Sigh, can't they just ship machine consumable bitmaps or something? I can have
my test plumbing pull "standards" files, ala:

https://github.com/landley/toybox/blob/master/mkroot/packages/tests

But an organization shipping a PDF or 9 interlocking JSON files with a turing
complete stylesheet doesn't help much.
> so, yeah, i don't think there was anything clever or mysterious going
> on here --- macOS is just using Unicode data from 22 years ago. (which
> is an amusing real-world example of why i keep saying "you probably
> don't want to get into the business of redistributing Unicode data; it
> changes every year" :-) )

A youtuber named Ryan McBeth is fond of explaining the difference between a
"problem" and a "dilemma". A problem has an obvious solution, which may be
painful or expensive but there's not a lot of disagreement on what success looks
like. A dilemma has multiple ways to address it, each of which has something
uniquely wrong with it. Problems don't lead to indecision, dilemmas do (and thus
accumulate).

In this case, the dilemma is "trusting libc to get it wrong differently in each
new environment" vs "taking a large expense onboard with borderline xkcd
violation". (If there is an xkcd strip explaining why not to do something, you
probably shouldn't do it. In this case https://xkcd.com/927/ )

Which is _sad_ because there's only a dozen ispunct() variants that read a bit
out of a bitmap (and haven't significantly changed since K&R: neither isblank()
nor isascii() is worth the wrapper), plus a toupper/tolower pair that map
integers with "no change" being the common case. Plus unicode has wcwidth().
Yes, it's over a (sparse!) table with space for a million entries, but CSV
encoding all that data in human+machine readable ASCII should gzip down to what,
500k?

Let's see, the bits seem to be alpha, cntrl, digit, punct, and space, and then
width (mostly 0, 1, or 2 but we've talked about exceptions), and two translation
codepoints for toupper and tolower.

You can easily derive isalnum() and isxdigit(), and isascii() and isblank() are
trivial according to the man page. If the table has upper and lower mappings
(I.E. what character this turns into, zero if it doesn't) then you don't need
isupper() or islower() bits unless there's cases where "this isn't upper case
but can be converted to lower case" (which aren't covered by having BOTH
toupper() and tolower() mappings for the same character).
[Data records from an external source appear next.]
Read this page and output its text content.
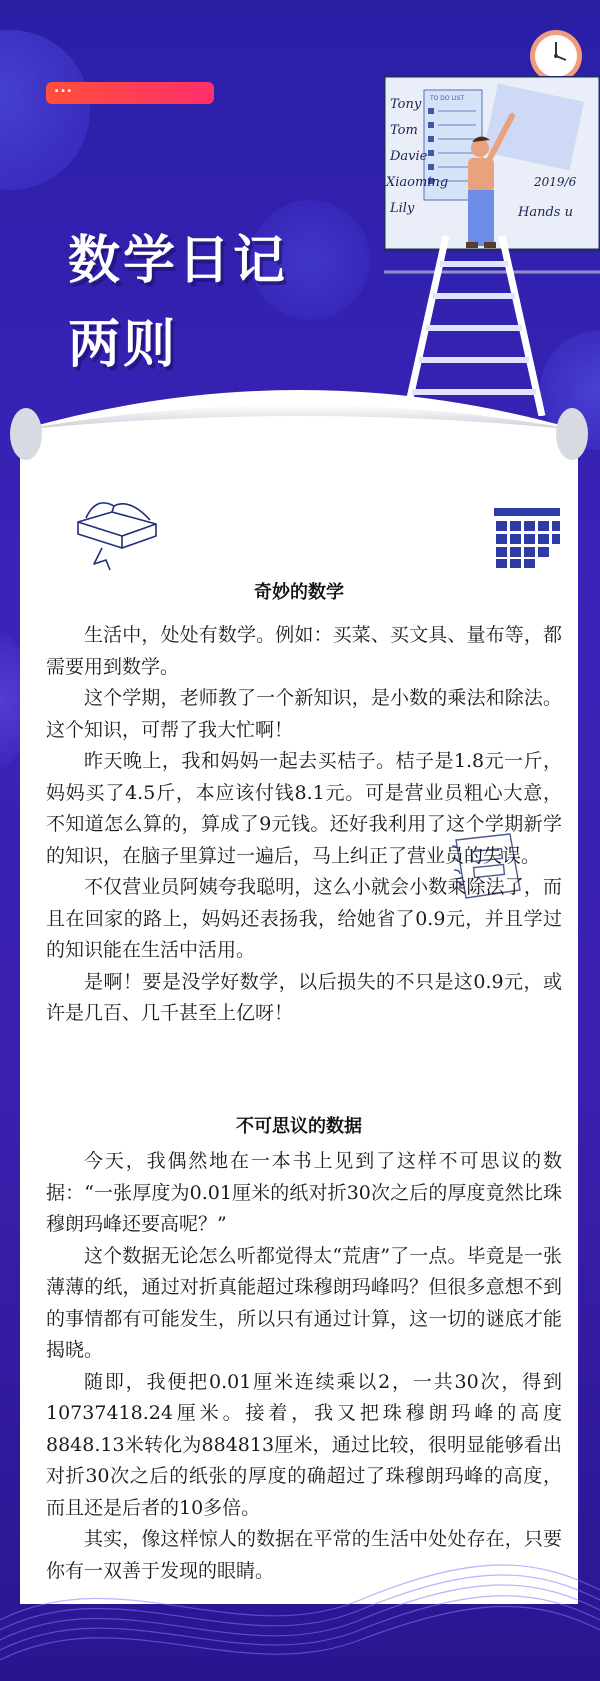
...
数学日记
两则
TO DO LIST
Tony
Tom
Davie
Xiaoming
Lily
2019/6
Hands u
奇妙的数学

生活中，处处有数学。例如：买菜、买文具、量布等，都需要用到数学。

这个学期，老师教了一个新知识，是小数的乘法和除法。这个知识，可帮了我大忙啊！

昨天晚上，我和妈妈一起去买桔子。桔子是1.8元一斤，妈妈买了4.5斤，本应该付钱8.1元。可是营业员粗心大意，不知道怎么算的，算成了9元钱。还好我利用了这个学期新学的知识，在脑子里算过一遍后，马上纠正了营业员的失误。

不仅营业员阿姨夸我聪明，这么小就会小数乘除法了，而且在回家的路上，妈妈还表扬我，给她省了0.9元，并且学过的知识能在生活中活用。

是啊！要是没学好数学，以后损失的不只是这0.9元，或许是几百、几千甚至上亿呀！

不可思议的数据

今天，我偶然地在一本书上见到了这样不可思议的数据：“一张厚度为0.01厘米的纸对折30次之后的厚度竟然比珠穆朗玛峰还要高呢？”

这个数据无论怎么听都觉得太“荒唐”了一点。毕竟是一张薄薄的纸，通过对折真能超过珠穆朗玛峰吗？但很多意想不到的事情都有可能发生，所以只有通过计算，这一切的谜底才能揭晓。

随即，我便把0.01厘米连续乘以2，一共30次，得到10737418.24厘米。接着，我又把珠穆朗玛峰的高度8848.13米转化为884813厘米，通过比较，很明显能够看出对折30次之后的纸张的厚度的确超过了珠穆朗玛峰的高度，而且还是后者的10多倍。

其实，像这样惊人的数据在平常的生活中处处存在，只要你有一双善于发现的眼睛。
I'm honestly unclear on what "isgraph" does, "any printable character except
space"... if isprint() means "not width 0" then that's just adding && !isspace()
so doesn't need to be in the table.

So code, alpha, cntrl, digit, punct, space, width, upper, lower. Something like:

0,0,0,0,0,0,0,0,0
13,0,1,0,0,1,0,0,0
32,0,0,0,0,1,1,0,0
57,0,0,1,0,0,1,0,0
58,0,0,0,1,0,1,0,0
65,1,0,0,0,0,1,0,97

No, that doesn't cover weird stuff like the right-to-left gearshift or the
excluded mapping ranges or even the low ascii characters having special effects
like newline and tab, but those aren't really "characters" are they? Special
case the special cases, don't try to represent them in a table like that beyond
what ispunct() and toupper() and friends should return. (Maybe have a -1 width
for "weird".)

But again, that's my dunning-kruger talking. I don't see WHY it's so
complicated. Arguing about efficient representation isn't the same as arguing
about "this is the data, it should be easy to diff new releases against the
previous release to see what changed, so why don't they publish this?"

Heck, if your width options are 0, 1, 2, and 3 (with 3 being "exception, look it
up in another table"), all the data except case mapping is one byte per character...

[Have pondered for a while. Dunno what else to say, so pressing send.]